I used to fish the state park a lot in college. Used to pick up some nice flounder in that channel running out of Pirates Cove on your right (east).


----------



## Slim Shad-E (Sep 28, 2004)

Sweet, thanks. I love fishing Pirates so maybe I'll head out over there. 
Where is Anderson ways?


----------



## Gutter (May 21, 2004)

*Try SeaWolf Park...it shouldn't be too crowded.*

Get there late, there's plenty of parking.

Just kidding of course.

There is always a crazy crowd out there, but you can fill up the back of a pickup truck with flatties on the right tide.


----------



## "Spanish Fly" (Jun 14, 2004)

no a good question to ask before the tournament


----------



## fishinguy (Aug 5, 2004)

The place where I have caught more flounder than anywhere else is in Galveston was in the water.


SLP area is good. Under the bridge.


----------



## Slim Shad-E (Sep 28, 2004)

LOL 
Really? I usually catch flatties in the air.
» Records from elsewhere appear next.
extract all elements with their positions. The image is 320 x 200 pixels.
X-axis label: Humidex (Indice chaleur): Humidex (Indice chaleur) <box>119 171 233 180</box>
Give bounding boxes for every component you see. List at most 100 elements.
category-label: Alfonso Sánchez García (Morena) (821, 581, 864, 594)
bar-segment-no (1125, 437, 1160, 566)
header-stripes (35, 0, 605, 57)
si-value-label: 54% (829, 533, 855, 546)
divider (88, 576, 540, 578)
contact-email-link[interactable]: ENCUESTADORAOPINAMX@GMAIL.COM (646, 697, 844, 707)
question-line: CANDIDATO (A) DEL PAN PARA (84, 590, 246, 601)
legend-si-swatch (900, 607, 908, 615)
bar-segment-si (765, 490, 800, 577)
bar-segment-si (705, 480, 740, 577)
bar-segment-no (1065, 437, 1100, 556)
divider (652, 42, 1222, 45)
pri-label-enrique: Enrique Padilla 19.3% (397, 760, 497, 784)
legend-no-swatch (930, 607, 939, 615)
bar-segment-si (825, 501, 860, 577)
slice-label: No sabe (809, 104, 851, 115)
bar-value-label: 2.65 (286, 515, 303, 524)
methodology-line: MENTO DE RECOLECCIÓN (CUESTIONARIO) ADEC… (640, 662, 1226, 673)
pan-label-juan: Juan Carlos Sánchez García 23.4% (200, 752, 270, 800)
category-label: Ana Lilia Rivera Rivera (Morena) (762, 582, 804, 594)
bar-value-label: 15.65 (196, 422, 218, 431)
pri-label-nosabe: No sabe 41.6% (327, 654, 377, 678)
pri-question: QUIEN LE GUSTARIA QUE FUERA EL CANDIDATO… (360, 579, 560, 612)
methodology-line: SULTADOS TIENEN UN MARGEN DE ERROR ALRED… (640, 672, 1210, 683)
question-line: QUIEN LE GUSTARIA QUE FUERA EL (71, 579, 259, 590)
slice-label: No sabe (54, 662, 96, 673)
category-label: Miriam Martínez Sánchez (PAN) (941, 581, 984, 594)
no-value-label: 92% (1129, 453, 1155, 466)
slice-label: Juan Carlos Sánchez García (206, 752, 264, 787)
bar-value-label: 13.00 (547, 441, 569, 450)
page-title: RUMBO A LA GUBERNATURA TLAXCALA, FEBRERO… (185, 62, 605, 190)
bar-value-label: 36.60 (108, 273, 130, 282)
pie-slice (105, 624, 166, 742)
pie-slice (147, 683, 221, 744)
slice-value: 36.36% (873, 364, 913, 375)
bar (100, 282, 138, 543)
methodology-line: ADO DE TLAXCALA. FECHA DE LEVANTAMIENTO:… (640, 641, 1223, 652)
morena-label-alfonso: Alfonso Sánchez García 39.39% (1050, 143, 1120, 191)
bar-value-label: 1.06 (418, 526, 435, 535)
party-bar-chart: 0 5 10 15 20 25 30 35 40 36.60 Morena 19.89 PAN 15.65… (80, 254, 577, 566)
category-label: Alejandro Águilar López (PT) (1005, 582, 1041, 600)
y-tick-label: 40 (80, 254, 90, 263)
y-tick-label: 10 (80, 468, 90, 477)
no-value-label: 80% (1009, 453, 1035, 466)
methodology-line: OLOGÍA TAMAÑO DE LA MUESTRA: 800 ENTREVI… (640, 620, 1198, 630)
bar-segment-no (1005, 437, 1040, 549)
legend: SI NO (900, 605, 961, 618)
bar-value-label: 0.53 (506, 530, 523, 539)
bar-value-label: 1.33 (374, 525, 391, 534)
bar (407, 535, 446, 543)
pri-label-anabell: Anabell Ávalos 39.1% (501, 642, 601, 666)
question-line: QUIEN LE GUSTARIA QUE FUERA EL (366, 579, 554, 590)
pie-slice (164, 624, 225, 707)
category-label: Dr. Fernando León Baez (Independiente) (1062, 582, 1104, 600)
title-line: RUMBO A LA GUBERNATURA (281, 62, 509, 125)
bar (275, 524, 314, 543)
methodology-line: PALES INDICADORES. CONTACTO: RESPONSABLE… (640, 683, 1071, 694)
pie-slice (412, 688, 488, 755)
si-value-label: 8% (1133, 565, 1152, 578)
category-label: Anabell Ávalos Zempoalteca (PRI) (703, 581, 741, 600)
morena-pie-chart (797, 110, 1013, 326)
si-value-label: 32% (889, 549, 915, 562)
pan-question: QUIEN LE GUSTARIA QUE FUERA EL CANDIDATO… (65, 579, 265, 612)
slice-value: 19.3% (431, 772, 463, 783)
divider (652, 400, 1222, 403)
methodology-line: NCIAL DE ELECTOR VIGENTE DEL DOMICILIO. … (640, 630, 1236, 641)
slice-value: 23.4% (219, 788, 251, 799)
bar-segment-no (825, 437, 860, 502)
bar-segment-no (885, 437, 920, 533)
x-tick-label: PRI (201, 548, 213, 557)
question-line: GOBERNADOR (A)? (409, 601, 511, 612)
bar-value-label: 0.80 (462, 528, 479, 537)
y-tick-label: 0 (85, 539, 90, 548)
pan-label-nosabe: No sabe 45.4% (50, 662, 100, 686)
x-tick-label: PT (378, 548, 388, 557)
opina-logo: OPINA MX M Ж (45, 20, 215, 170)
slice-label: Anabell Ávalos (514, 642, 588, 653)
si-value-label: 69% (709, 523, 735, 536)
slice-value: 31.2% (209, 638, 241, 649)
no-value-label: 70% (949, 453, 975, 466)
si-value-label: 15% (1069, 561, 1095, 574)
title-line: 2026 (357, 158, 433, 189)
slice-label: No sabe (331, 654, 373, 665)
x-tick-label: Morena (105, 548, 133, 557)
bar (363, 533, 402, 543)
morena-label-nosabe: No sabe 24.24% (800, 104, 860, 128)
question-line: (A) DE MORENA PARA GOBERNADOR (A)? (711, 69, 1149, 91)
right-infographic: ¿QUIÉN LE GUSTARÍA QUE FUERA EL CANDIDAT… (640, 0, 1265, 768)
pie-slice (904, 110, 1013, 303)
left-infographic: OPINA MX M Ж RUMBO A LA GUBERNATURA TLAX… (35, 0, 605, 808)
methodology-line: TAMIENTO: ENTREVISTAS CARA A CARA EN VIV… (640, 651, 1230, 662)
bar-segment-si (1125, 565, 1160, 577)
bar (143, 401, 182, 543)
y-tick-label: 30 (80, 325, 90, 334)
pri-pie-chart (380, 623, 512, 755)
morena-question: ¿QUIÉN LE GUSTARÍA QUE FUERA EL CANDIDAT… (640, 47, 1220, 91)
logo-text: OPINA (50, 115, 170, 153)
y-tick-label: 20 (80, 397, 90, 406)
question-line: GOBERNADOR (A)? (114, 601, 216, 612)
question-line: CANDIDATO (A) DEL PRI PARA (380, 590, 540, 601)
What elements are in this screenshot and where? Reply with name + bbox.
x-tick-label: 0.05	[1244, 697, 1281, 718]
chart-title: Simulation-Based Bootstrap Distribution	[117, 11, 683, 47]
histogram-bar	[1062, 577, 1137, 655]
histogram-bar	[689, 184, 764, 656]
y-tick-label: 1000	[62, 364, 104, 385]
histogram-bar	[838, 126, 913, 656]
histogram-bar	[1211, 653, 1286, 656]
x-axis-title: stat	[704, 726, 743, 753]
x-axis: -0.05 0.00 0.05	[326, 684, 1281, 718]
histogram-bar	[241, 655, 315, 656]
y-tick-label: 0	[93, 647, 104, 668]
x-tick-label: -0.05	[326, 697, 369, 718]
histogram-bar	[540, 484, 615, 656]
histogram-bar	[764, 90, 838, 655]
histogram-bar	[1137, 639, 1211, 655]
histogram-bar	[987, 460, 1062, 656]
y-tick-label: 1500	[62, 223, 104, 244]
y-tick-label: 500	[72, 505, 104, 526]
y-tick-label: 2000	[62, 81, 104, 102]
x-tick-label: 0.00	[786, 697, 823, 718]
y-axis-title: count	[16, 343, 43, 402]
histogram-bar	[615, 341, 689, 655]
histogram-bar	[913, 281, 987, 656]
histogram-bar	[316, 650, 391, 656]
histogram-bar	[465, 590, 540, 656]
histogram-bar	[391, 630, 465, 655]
Sorry, didn't know there was a tourney coming up.


----------



## gunnut (Aug 3, 2004)

Anderson Ways Directions:

45s

exit 61st

right on 61st

right on Stewart Road (like you're going to Moody Gardens)

Stay on Stewart RD for several miles

Right on 8 mile road (first road to the right after the Welders Hood, and Hammer Mail boxes)

Left on Sportsman Rd dead ends into the water


----------



## Stealthy Fisher (Nov 5, 2004)

If SeaWolf park is too crouded try on the left side of the bridge as soon as you get on Pelican Island. It has a good sand bottom and there might be some good Flounder Stadging or resting in that area. It is close to deep water, there should be an incoming tide in the morning. I will be out in that area in my boat looking for some flounder after I try for some Spec's and Red's in the morning. Good luck


----------



## Slim Shad-E (Sep 28, 2004)

Sweeet, thanks all!


----------



## Da Rook (Oct 19, 2004)

stealthy fisher, i know what spot you're talking about and i've seen a few waders around there, but how da heck you get your car over there? make a left turn at the light right in front of the bridge? I heard the water there might be somewhat polluted?


----------



## Slim Shad-E (Sep 28, 2004)

Seawolf was packed. I think there were 20 ppl fishing a pocket about 20 yds in diameter near the pier. Needless to say it sucked. Went on the channel side and caught a few keeper flounders. Still, it was disappointing especially with the perfect weather


----------



## galbayfisher (May 28, 2004)

you must have been the one I saw catch THE two flounder. Rest of us were sucking major wind.


----------



## Slim Shad-E (Sep 28, 2004)

LOL 
I was the one fishing with the teenage mutant ninja turtle (the short guy with tight green waders). 
Yep it sucked out there!


----------



## lemon (Jun 22, 2004)

Slim Shad-E said:


> LOL
> I was the one fishing with the teenage mutant ninja turtle (the short guy with tight green waders).
> Yep it sucked out there!


hahah....fishing for flatties and females huh?? lol


----------



## Slim Shad-E (Sep 28, 2004)

lemon said:


> hahah....fishing for flatties and females huh?? lol


LOL HAHHAAHAHA
Of course!! That's why we stop by Heartbreakers and the Ocean Cabaret prior to hitting Seawolf!


----------